The nonbinding resolution, which passed in a 256-153 vote, praises the U.S. troops and declares that the United States must complete "the mission to create a sovereign, free, secure and unified Iraq" and that setting "an arbitrary date for the withdrawal or redeployment" is not in America's interest.
"Retreat is not an option in Iraq," said House Majority Leader John Boehner of Ohio. "Achieving victory is our only option, for the American people and our kids."
On the other side of the debate, House Democratic leader Nancy Pelosi of California called the war a "grotesque mistake" as she called for a new direction in the conflict.
"We're not making progress," said Rep. John Murtha of Pennsylvania, who has emerged as the Democrats' most outspoken opponents of the war. "They're [Iraqis] fighting each other, and our troops are caught in between."
On Thursday the Senate rejected an amendment to a defense authorization bill that called for nearly all U.S. troops to be withdrawn from Iraq by the year's end by a vote of 93-6.
The two days of debate are the first discussion on the war since Congress authorized force in Iraq nearly four years ago and came as the Pentagon announced the 2,500th U.S. soldier killed in Iraq.
The fiercely partisan debate between Republicans and Democrats over the war has escalated as polls show lagging public support for the war and President Bush.

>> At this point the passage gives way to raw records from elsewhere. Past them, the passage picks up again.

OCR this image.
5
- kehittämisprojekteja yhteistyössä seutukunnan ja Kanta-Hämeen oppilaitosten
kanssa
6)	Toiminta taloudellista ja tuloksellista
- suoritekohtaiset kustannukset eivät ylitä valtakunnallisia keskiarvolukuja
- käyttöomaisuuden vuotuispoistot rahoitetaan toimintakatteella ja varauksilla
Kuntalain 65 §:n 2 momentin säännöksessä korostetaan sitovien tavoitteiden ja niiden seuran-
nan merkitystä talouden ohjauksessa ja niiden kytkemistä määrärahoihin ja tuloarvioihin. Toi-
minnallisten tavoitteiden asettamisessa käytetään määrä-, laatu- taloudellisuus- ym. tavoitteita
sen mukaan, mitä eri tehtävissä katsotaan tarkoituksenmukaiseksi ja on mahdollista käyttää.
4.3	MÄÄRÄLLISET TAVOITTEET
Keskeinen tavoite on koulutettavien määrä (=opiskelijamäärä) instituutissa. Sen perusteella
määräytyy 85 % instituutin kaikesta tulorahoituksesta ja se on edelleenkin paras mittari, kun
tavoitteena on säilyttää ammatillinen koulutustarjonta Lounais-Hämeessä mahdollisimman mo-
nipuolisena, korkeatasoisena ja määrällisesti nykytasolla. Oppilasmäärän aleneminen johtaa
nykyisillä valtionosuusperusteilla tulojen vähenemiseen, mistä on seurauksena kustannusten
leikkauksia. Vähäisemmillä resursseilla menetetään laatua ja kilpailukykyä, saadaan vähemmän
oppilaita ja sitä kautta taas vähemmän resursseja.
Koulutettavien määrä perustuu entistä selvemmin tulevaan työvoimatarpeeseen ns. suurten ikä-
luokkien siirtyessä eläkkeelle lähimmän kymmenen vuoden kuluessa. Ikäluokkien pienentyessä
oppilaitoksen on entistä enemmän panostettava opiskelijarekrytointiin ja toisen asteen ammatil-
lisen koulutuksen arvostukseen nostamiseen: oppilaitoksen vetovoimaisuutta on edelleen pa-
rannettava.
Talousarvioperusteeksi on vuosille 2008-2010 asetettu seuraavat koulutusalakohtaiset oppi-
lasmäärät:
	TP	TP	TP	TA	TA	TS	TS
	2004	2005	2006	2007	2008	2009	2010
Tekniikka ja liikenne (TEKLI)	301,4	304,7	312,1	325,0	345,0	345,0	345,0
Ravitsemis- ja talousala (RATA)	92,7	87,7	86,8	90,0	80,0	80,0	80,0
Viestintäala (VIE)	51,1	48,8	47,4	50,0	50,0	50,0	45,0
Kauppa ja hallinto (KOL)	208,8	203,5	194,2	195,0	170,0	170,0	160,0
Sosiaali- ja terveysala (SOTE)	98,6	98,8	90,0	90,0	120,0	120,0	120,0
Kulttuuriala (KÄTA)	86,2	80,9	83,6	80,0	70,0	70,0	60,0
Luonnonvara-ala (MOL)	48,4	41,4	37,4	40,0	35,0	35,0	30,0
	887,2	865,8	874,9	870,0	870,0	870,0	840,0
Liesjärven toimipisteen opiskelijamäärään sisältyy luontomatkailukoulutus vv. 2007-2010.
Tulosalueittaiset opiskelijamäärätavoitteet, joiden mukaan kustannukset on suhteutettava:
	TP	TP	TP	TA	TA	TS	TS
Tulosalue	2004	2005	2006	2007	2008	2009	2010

Surveys show that voters are increasingly frustrated with the war, an issue that will be central to many close midterm election races.
The votes will put members of Congress on the record as a display of their support or opposition to the war.
Republicans sought to depict Democrats as weak on terrorism and lacking support for U.S. troops while Democrats decried President Bush's policies that they said led to chaos in Iraq and detracted from the fight against al-Qaida.